13 points | by kodomonocch1 16 hours ago ago

6 comments

esafak 15 hours ago

It looks like you want to make money off this file format? That seems difficult. You would need to build a product around it first. I suppose some kind of a search or observability company could get funded if you have a demo. But be warned that running a company involves a lot more than developing a secret sauce.

The easiest thing is to popularize it and get a well-paying job from your fame. Make some friends and start your company together.

stuartjohnson12 15 hours ago

From OP's Github: "I am a 20-year-old university student living in Japan. Although I'm a liberal arts major, I aspire to become an engineer."

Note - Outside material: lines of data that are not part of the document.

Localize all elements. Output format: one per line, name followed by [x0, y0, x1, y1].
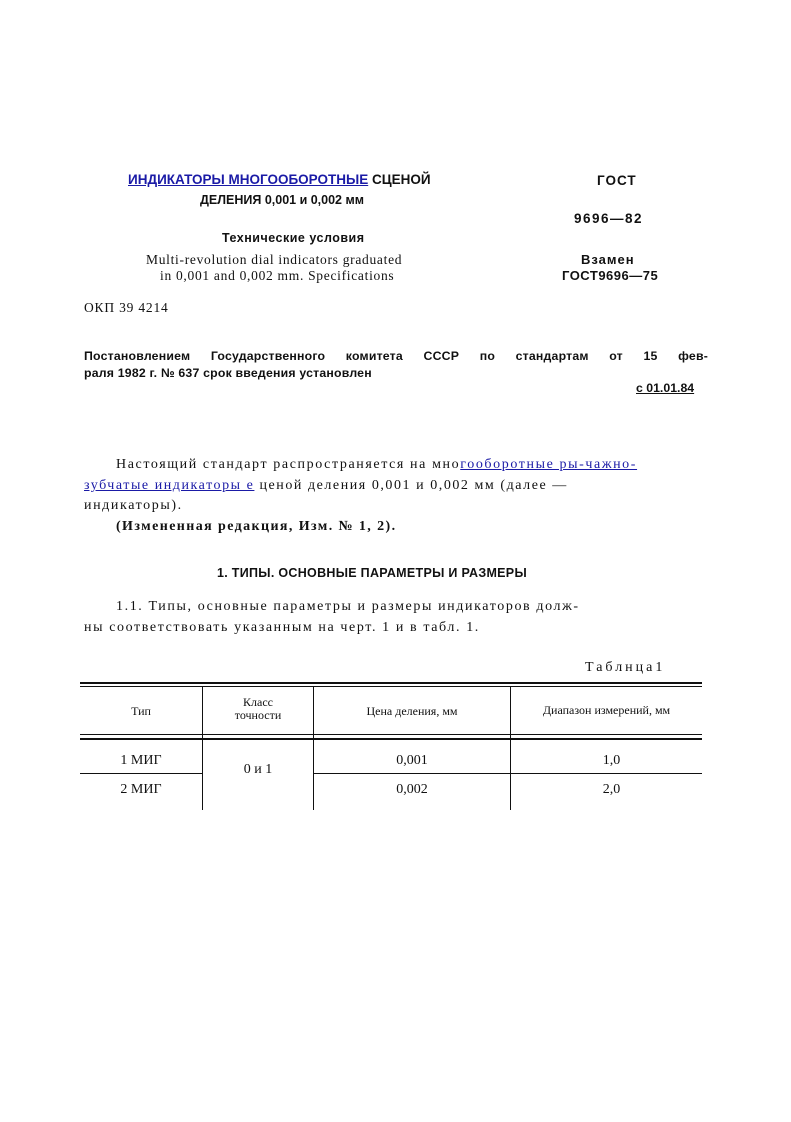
title-line-1 [128, 172, 431, 187]
intro-text-end: ценой деления 0,001 и 0,002 мм (далее — [254, 478, 568, 493]
section-title: 1. ТИПЫ. ОСНОВНЫЕ ПАРАМЕТРЫ И РАЗМЕРЫ [217, 566, 527, 580]
english-title-line-1: Multi-revolution dial indicators graduated [146, 252, 403, 267]
gost-number: 9696—82 [574, 211, 644, 226]
row-type: 1 МИГ [120, 753, 162, 768]
header-division: Цена деления, мм [366, 704, 458, 718]
row-division: 0,001 [396, 753, 428, 768]
title-line-2: ДЕЛЕНИЯ 0,001 и 0,002 мм [200, 193, 364, 207]
header-range: Диапазон измерений, мм [542, 703, 671, 717]
intro-link-2[interactable]: зубчатые индикаторы е [84, 478, 255, 493]
intro-link-1[interactable]: гооборотные ры-чажно- [460, 457, 638, 472]
header-class-line-2: точности [234, 708, 282, 722]
row-range: 1,0 [602, 753, 621, 768]
header-type: Тип [131, 704, 151, 718]
intro-line-3: индикаторы). [84, 498, 183, 513]
row-range: 2,0 [602, 782, 621, 797]
title-link[interactable]: ИНДИКАТОРЫ МНОГООБОРОТНЫЕ [128, 172, 369, 187]
subtitle: Технические условия [222, 231, 365, 245]
amended-note: (Измененная редакция, Изм. № 1, 2). [116, 519, 397, 534]
header-class [203, 696, 313, 722]
header-class-line-1: Класс [243, 695, 273, 709]
section-para-line-1: 1.1. Типы, основные параметры и размеры индикаторов долж- [116, 599, 580, 614]
row-division: 0,002 [396, 782, 428, 797]
okp-code: ОКП 39 4214 [84, 300, 169, 315]
replaces-label: Взамен [581, 252, 635, 267]
intro-line-1 [116, 457, 708, 473]
class-cell: 0 и 1 [243, 762, 273, 777]
row-type: 2 МИГ [120, 782, 162, 797]
intro-text-start: Настоящий стандарт распространяется на мно [116, 457, 461, 472]
decree-line-1: Постановлением Государственного комитета СССР по стандартам от 15 фев- [84, 349, 708, 363]
title-rest: СЦЕНОЙ [368, 172, 431, 187]
decree-date: с 01.01.84 [636, 381, 695, 395]
intro-line-2 [84, 478, 708, 494]
gost-label: ГОСТ [597, 173, 637, 188]
english-title-line-2: in 0,001 and 0,002 mm. Specifications [160, 268, 395, 283]
section-para-line-2: ны соответствовать указанным на черт. 1 и в табл. 1. [84, 620, 480, 635]
decree-line-2: раля 1982 г. № 637 срок введения установлен [84, 366, 372, 380]
replaces-number: ГОСТ9696—75 [562, 268, 659, 283]
table-caption: Таблнца1 [585, 660, 666, 675]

Just FYI - this is most likely vibe coding that a sycophantic AI has persuaded OP is cutting edge research.

zahlman 15 hours ago

It doesn't exactly inspire confidence observing that the .see "archive" included in the zip distribution apparently gets further compressed by more than 2:1 within the zip archive....

kodomonocch1 16 hours ago

Happy to answer design details (page layout, Bloom tuning, codec selection, failure modes). Minimal Python examples for exists(key) and positions(key) are in the repo. If anyone needs deeper materials (reproducible FULL benches, wheel artifacts, and design notes) we have an NDA-gated VDR; I can share the form on request.

duanhjlt 16 hours ago

Congrats on the release. The SEE approach—schema-aware delta, dictionaries, PageDir, and tuned Bloom filters—seems thoughtfully engineered. The tradeoff versus pure zstd makes sense if selective probes dominate TCO. I’ll try the quick demo; curious about failure modes and Bloom tuning across varied schemas.

throwuxiytayq 15 hours ago

“Millisecond lookups” sounds funny when you work in game dev. Anyway, interesting idea, thanks for sharing. Where the code at, though?